Eines Morgens wurde Berlin durch eine Neuigkeit überrascht, die sich zuerst im Inseratenteil der gelesensten Zeitungen bescheiden hervorwagte.

»Kauft Apotheker Dähnes Haarbalsam! Die einzige Möglichkeit, den verlorengegangenen Kopfschmuck wiederzuerlangen! Garantiert echt und wirksam nach Gebrauchsanweisung. In Flaschen zu fünf Mark, allein zu beziehen durch den Generalvertrieb von Apotheker Dähnes Haarbalsam, Berlin O, Blumenstraße 128. Nur gegen Nachnahme.«

So war es in gedrängter Schrift auf engem Raume zu lesen. Aber schon nach einigen Wochen prangte dieselbe Anzeige viermal vergrößert, das Hauptsächliche fett gedruckt hervorgehoben, in fast allen Blättern. Und der trockenen Anpreisung hatte man diesmal Bildschmuck beigefügt, der in zwei Männerköpfen bestand, von denen der eine, links, sich als völlig kahl und der andere, rechts, wieder frisch belockt dem werten Publikum zum abschreckenden Beispiel und zugleich zur Anfeuerung darbot.
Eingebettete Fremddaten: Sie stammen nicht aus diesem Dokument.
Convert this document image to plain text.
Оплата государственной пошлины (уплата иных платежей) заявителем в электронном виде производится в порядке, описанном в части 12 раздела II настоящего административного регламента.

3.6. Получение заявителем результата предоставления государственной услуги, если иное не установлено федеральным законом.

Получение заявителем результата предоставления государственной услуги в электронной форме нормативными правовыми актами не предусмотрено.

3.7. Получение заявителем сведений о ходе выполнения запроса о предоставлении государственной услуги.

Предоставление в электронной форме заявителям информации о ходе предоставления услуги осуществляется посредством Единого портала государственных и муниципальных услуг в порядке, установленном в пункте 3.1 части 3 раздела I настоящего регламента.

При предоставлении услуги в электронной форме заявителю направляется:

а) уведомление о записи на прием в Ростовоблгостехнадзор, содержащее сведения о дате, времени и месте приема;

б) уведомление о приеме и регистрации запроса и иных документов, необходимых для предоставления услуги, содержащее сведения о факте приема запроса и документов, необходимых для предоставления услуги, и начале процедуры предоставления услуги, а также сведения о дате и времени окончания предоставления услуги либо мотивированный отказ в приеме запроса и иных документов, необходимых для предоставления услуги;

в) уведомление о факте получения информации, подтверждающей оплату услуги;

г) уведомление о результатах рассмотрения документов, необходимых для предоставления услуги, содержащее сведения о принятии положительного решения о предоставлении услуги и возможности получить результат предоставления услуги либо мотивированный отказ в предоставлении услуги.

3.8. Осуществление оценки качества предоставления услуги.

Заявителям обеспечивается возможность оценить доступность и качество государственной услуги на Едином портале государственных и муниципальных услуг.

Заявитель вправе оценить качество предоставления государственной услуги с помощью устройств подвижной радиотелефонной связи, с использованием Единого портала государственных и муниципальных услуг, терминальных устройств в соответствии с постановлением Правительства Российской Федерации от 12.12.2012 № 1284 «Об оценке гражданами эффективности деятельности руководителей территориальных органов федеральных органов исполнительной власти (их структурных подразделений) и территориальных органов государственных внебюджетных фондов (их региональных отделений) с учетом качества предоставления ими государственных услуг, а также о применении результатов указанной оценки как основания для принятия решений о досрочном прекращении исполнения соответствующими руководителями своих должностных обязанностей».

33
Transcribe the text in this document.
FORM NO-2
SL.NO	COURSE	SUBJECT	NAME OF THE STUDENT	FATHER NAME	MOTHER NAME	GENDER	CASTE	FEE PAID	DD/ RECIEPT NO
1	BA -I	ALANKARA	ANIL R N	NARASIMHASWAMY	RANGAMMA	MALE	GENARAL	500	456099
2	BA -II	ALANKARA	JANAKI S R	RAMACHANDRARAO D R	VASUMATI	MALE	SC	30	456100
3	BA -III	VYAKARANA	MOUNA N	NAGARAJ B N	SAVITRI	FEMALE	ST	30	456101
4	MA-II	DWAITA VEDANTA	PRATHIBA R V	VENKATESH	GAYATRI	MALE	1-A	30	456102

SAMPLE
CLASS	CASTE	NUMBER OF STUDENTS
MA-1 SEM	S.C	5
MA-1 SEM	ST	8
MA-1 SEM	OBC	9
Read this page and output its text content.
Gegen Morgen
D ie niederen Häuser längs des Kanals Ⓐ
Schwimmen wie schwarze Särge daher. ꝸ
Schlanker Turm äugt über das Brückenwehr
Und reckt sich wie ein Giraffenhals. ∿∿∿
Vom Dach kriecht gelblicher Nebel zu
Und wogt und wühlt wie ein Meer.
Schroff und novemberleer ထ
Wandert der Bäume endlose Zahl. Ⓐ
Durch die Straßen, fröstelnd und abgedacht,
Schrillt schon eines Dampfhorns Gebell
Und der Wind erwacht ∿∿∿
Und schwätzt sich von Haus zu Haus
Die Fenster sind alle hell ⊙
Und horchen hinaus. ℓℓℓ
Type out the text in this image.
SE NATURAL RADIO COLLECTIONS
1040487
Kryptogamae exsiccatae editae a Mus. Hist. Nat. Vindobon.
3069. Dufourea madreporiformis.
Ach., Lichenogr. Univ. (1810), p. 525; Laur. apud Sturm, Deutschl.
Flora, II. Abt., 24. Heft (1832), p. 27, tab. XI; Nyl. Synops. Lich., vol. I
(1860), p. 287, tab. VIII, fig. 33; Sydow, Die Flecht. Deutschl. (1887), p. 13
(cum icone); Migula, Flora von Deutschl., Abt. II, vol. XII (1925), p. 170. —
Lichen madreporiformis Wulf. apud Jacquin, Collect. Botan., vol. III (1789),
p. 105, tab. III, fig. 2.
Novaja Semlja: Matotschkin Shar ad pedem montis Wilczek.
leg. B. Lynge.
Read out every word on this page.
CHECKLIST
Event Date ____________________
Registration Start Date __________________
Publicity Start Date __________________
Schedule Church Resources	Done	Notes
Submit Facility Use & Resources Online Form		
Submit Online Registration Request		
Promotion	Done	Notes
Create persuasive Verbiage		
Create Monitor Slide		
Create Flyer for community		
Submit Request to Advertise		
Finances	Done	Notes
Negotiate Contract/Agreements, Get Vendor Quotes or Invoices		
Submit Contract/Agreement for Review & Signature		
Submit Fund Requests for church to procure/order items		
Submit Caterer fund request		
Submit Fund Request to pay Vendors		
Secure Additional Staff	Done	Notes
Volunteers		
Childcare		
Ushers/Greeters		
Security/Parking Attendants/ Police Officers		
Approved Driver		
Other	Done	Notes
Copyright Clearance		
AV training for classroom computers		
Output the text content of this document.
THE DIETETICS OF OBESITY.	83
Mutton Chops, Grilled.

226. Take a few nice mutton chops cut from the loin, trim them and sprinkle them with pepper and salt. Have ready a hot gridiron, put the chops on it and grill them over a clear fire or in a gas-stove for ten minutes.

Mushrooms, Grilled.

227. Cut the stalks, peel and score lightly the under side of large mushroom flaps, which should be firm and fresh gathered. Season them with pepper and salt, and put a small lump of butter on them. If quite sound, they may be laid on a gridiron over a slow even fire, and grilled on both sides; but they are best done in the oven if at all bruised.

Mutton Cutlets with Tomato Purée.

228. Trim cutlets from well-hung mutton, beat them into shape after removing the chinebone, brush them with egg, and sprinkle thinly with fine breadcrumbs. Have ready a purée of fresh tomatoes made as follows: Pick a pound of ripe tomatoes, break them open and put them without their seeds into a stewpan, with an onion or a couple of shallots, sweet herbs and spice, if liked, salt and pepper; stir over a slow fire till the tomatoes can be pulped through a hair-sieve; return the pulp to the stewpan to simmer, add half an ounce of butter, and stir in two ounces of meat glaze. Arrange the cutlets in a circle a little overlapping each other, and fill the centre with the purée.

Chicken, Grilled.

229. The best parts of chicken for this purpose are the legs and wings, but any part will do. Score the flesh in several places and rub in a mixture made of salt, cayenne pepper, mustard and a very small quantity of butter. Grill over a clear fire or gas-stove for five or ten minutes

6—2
Den Schluß jedoch bildete folgendes wiedergegebene Zeugnis:

»Ich litt lange an andauerndem Haarschwund, was mich als Mann in den besten Jahren traurig stimmte, bis ich Apotheker Dähnes Haarbalsam kennenlernte. Schon nach dem Gebrauch der ersten Flasche hatte die Behandlung glänzenden Erfolg, so daß ich mit voller Zuversicht das Beste erwarten kann. A. G., Kaufmann.« (Einblick in dieses Original-Schreiben und in viele andere jedermann gestattet.)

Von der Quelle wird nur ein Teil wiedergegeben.